What you need to do an accurate design is the open circuit voltage ratio of the transformer, the winding resistances or a specification of the voltage ratio at some load, which is the same thing. This last is often quoted as a "regulation" number, which is always a percent under 100, and generally under 20%. It's not an active regulation the way we think of it today, it's a passive how-bad-does-it-NOT-regulate.

All this uncertainty adds up. It's calculable, and I spent some years having to do the calculations. But it leads to wide variations that are not easily hand waved with ratios unless a lot of stuff is specified. Like business accounting, it's precise(ish), but hard for non-pros to understand until they sit down and do some calculations, possibly with help.

But RG, as i suggested above, while you are citing differences in caps and rectifiers etc etc, shouldn't i be able to estimate is very closely when replacing a PT with ALL ELSE staying the same in the amp? EX: if i have a 300-300 PT now and it's making 440VDC, shouldn't i be able to estimate a 260-260 to give around the same percentage in respect to the spec? In other words, with a 300-300 PT, if i take 300 and multiply that times 1.47 and i get 439, about what i have now.
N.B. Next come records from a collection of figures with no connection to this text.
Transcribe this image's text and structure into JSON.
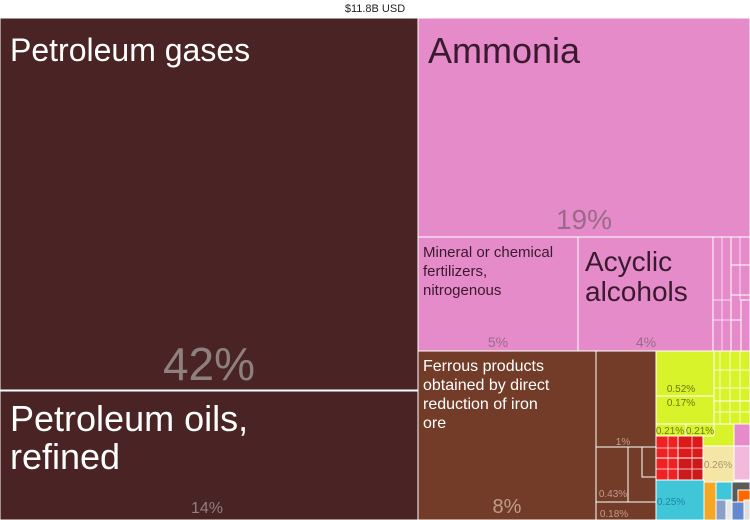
{
  "chart_data": {
    "type": "treemap",
    "title": "$11.8B USD",
    "items": [
      {
        "label": "Petroleum gases",
        "share_label": "42%",
        "value": 42,
        "color": "#4a2424"
      },
      {
        "label": "Petroleum oils, refined",
        "share_label": "14%",
        "value": 14,
        "color": "#4a2424"
      },
      {
        "label": "Ammonia",
        "share_label": "19%",
        "value": 19,
        "color": "#e58bc9"
      },
      {
        "label": "Mineral or chemical fertilizers, nitrogenous",
        "share_label": "5%",
        "value": 5,
        "color": "#e58bc9"
      },
      {
        "label": "Acyclic alcohols",
        "share_label": "4%",
        "value": 4,
        "color": "#e58bc9"
      },
      {
        "label": "Ferrous products obtained by direct reduction of iron ore",
        "share_label": "8%",
        "value": 8,
        "color": "#733c28"
      },
      {
        "label": "",
        "share_label": "1%",
        "value": 1,
        "color": "#733c28"
      },
      {
        "label": "",
        "share_label": "0.43%",
        "value": 0.43,
        "color": "#733c28"
      },
      {
        "label": "",
        "share_label": "0.18%",
        "value": 0.18,
        "color": "#733c28"
      },
      {
        "label": "",
        "share_label": "0.52%",
        "value": 0.52,
        "color": "#d8f32a"
      },
      {
        "label": "",
        "share_label": "0.17%",
        "value": 0.17,
        "color": "#d8f32a"
      },
      {
        "label": "",
        "share_label": "0.21%",
        "value": 0.21,
        "color": "#d8f32a"
      },
      {
        "label": "",
        "share_label": "0.21%",
        "value": 0.21,
        "color": "#d8f32a"
      },
      {
        "label": "",
        "share_label": "0.26%",
        "value": 0.26,
        "color": "#f6e6a6"
      },
      {
        "label": "",
        "share_label": "0.25%",
        "value": 0.25,
        "color": "#3fc6d8"
      }
    ]
  }
}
So if i have a 260-260 PT and multiply 260 times 1.47 i get 382 VDC. Would that that be accurate with all else in the amp being the same as i had it with the 300-300 hammond??

Daz, I think what you are proposing should work or give a ballpark figure if 2 conditions are met
1) The 2 transformers are spec'd for similar output current capability
2) You compensate for the difference in AC line voltage, as the Hammond is spec'd at 115V input and I think you will be putting in more than that, so you will have to add a % increase.

Thats true, forgot about that. Guess i'm gonna pass on trying this rather than buy a PT i end up having no use for. My math skills are almost non-existant and i'm not gonna be able to estimate this close enough to risk the $.

If you can measure the winding resistances for the primary and HV windings on the two transformers, you can estimate it closely. I'd be happy to help with the math if you can get that, plus the no-load to some-measured-load sag on your existing supply. Each bit of stuff you have to guess at gets you a less accurate answer.

Hammond publishes a data sheet, it can be found here: http://www.hammondmfg.com/pdf/EDB270HX.pdf

It's a little tricky but PSUD2 can be used to get output voltage and ripple.

Have you tried the Hammond 270DAZ

Thanks, but I'd have to buy it to do that which would defeat the purpose of trying to find the voltage.

Isn't that the one they don't publish specs for because they can't figure it out?